Left to their own volition, guys like Ford Sr. or Dolan or Vick, Jones and Henry fall victim to arrogance and entitlement.

The players might break the law. The owner just breaks the will of the customers. Anger has been replaced by apathy for many in Detroit. Fans have given up on staging protest marches, wearing opposing colors to home games and screaming into talk radio lines.

In Ford's 45 years as owner, the Lions have won just a single playoff game (1991 against Dallas). What was once a mostly mediocre franchise has lately produced historic futility.

The current team has lost 22 of its last 23 games and is actually worse than the record.

It lost all eight home games this season by an average 22 points. In a football mad area, the majority of the games were blacked out. Fans that did attend often spent most of the game booing.

Head coach Rod Marinelli spent the season shrugging off charges of nepotism for hiring his son-in-law as defensive coordinator. Even with a defense ranked last in the NFL, Marinelli said he never once thought of firing anyone or taking over the duties himself.

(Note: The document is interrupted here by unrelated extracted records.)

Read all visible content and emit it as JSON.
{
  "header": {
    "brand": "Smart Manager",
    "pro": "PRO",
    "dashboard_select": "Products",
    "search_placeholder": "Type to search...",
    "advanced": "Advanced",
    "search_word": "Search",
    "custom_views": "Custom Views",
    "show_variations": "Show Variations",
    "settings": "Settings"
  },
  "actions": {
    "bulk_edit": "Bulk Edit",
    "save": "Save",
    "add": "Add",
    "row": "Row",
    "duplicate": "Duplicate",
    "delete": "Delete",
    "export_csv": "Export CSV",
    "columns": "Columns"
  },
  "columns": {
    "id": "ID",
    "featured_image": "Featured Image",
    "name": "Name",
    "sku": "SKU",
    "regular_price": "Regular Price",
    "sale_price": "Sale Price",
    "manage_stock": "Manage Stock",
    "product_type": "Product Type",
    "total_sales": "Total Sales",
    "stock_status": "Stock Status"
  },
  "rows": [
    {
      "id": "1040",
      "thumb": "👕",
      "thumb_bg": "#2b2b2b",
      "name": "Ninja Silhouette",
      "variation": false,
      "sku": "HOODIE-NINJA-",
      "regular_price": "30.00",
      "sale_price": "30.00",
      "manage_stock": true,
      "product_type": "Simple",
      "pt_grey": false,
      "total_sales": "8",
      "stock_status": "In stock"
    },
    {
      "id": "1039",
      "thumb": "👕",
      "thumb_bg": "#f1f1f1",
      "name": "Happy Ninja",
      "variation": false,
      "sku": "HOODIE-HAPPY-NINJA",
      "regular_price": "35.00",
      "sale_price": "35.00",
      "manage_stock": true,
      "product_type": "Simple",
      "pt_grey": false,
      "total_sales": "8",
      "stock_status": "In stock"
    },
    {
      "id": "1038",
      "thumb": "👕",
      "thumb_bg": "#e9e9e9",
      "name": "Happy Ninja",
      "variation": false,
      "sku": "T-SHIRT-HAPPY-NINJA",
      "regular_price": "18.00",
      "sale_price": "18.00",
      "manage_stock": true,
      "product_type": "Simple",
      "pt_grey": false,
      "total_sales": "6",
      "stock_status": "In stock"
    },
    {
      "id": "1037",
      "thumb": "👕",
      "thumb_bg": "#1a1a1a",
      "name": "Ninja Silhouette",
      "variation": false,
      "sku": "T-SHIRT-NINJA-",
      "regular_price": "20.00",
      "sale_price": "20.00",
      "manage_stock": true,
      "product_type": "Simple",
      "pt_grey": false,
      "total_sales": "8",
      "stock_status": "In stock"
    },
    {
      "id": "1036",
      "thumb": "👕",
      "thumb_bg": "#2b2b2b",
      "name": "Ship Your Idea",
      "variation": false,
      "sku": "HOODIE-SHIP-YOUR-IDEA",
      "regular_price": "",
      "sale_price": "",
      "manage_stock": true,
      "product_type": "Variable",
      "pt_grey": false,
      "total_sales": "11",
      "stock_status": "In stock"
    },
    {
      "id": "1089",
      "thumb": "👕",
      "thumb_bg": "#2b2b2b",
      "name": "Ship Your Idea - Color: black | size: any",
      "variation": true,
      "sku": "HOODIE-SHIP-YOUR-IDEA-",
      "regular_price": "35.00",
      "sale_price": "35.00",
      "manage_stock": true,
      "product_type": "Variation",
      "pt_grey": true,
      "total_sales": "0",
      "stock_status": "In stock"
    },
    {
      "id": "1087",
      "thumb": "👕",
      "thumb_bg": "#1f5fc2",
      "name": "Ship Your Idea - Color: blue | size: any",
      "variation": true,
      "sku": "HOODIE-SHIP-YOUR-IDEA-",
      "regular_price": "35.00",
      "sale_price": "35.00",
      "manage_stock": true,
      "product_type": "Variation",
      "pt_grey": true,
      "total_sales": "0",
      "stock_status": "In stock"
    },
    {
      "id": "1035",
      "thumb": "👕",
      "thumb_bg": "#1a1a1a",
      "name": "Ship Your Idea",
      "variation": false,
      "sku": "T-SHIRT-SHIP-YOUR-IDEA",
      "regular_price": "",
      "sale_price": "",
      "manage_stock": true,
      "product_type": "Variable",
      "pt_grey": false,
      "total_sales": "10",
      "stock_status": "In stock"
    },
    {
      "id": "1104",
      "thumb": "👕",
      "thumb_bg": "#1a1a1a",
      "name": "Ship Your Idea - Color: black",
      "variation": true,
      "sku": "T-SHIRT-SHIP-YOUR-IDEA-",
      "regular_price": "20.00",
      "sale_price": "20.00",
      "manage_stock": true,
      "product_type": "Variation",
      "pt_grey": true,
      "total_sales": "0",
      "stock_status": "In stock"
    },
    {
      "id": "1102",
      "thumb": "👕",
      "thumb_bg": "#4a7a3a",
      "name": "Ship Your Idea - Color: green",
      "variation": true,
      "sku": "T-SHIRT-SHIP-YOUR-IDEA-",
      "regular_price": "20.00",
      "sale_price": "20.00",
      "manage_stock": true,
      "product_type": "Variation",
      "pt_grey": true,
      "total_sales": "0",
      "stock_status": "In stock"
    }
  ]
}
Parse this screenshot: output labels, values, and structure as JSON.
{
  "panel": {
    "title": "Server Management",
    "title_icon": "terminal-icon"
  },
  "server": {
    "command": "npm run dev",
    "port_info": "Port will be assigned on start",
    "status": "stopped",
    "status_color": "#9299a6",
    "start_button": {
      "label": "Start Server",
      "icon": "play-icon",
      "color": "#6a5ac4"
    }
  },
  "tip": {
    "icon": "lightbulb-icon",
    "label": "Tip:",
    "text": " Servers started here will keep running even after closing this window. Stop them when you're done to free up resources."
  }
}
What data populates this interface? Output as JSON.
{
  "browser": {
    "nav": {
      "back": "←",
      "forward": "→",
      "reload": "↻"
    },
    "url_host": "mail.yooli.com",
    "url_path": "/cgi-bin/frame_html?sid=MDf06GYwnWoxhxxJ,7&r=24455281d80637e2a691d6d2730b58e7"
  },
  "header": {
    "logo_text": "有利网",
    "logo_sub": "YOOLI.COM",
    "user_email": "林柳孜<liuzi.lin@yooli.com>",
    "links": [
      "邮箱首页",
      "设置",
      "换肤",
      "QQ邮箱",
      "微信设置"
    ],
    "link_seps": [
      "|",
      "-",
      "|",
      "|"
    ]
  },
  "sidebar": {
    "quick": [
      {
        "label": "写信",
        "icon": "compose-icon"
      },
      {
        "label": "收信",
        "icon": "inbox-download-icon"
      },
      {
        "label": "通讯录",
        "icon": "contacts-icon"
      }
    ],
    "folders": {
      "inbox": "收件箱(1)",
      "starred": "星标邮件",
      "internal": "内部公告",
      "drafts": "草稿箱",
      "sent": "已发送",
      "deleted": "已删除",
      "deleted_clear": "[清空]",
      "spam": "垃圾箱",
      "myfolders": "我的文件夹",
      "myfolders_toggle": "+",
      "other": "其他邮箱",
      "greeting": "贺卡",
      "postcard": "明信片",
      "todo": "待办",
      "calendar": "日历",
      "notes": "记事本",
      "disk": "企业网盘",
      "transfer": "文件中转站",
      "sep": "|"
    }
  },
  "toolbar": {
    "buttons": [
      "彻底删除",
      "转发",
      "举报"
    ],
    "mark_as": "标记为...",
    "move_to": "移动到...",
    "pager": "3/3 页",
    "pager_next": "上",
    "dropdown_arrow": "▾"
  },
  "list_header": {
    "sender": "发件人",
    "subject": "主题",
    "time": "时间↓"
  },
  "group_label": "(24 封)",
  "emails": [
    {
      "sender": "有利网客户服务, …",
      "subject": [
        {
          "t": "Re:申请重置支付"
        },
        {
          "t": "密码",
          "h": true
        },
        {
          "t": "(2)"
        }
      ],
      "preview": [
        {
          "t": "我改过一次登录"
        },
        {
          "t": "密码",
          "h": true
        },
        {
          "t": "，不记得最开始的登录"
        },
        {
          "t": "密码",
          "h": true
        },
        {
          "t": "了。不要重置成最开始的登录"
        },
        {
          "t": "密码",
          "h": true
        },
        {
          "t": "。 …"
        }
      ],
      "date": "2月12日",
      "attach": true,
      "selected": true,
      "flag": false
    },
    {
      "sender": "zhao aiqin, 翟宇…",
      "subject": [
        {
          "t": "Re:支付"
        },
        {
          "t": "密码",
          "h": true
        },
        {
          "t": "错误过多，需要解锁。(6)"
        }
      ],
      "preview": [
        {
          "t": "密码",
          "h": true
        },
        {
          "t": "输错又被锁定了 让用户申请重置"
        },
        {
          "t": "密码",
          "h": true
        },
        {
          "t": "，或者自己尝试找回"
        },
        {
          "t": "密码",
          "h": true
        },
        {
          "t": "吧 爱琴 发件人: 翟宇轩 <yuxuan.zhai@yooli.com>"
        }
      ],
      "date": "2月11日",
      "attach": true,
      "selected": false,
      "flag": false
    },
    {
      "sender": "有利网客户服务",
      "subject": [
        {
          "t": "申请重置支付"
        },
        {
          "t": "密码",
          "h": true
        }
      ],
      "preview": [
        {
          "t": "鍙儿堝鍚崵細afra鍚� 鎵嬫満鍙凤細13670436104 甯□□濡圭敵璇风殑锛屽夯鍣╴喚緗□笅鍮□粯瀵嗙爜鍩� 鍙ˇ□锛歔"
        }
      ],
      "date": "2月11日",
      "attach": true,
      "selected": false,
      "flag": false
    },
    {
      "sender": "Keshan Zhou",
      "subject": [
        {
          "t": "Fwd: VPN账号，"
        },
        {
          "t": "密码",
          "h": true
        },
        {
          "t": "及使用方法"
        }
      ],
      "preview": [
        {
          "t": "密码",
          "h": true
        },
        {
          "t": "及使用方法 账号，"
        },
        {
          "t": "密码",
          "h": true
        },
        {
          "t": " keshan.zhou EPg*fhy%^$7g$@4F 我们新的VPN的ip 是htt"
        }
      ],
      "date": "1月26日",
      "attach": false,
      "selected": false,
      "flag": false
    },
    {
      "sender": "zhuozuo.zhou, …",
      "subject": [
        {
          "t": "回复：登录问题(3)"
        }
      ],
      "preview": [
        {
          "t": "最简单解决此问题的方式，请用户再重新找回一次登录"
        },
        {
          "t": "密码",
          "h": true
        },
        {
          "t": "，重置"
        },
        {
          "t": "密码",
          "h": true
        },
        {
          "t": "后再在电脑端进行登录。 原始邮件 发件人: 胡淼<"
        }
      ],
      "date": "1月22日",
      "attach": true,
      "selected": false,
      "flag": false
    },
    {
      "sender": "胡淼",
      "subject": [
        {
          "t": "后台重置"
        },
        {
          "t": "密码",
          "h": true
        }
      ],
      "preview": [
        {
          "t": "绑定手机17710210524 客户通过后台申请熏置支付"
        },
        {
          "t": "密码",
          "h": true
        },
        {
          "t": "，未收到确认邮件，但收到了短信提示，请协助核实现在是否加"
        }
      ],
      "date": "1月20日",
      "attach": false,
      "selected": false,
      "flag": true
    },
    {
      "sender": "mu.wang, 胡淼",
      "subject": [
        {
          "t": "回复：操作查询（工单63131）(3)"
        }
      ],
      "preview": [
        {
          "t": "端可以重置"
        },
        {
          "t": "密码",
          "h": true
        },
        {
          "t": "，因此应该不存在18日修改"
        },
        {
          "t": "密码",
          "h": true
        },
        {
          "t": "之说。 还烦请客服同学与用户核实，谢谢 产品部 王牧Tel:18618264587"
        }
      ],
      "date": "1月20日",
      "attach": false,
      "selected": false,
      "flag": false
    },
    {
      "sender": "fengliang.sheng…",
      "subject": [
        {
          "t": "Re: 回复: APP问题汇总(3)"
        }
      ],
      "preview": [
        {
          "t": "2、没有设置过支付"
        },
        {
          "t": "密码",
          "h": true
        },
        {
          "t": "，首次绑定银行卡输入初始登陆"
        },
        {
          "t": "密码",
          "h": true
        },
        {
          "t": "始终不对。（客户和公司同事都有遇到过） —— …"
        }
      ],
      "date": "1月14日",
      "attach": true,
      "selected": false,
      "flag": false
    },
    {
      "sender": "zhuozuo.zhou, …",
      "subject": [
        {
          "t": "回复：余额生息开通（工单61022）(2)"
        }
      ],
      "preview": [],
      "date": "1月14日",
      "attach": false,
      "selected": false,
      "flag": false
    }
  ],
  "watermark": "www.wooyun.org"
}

Why would he hold someone accountable? No one is ever accountable with the Lions.

"Loyalty is my strength," Marinelli claimed.

This explanation came after a 42-7 defeat to New Orleans Sunday where the Lions didn't make a single defensive stop. It's little wonder plenty of irate fans thought local columnists should make more press conference jokes at Marinelli's expense.

Yet Ford Sr. surveyed this toxic environment and deemed it unworthy of a front office housecleaning. He has no reasonable plan forward. He has no chance of getting proper help.

If earlier this season Ford Jr. hadn't publicly ripped his father's management, it stands to reason Millen, the bumbling broadcaster, might still be in charge. After all, he was in the middle of a five-year extension Ford Sr. gave him despite years of draft busts and losing seasons.

This is the worst run franchise in the league and the biggest black eye on Goodell's operation. Ford Sr.'s actions have a far greater impact on the league than one player's dog fighting ring.

If Goodell's really so concerned about the health and image of the league, it's time he held old men in suits as accountable as young players in strip clubs.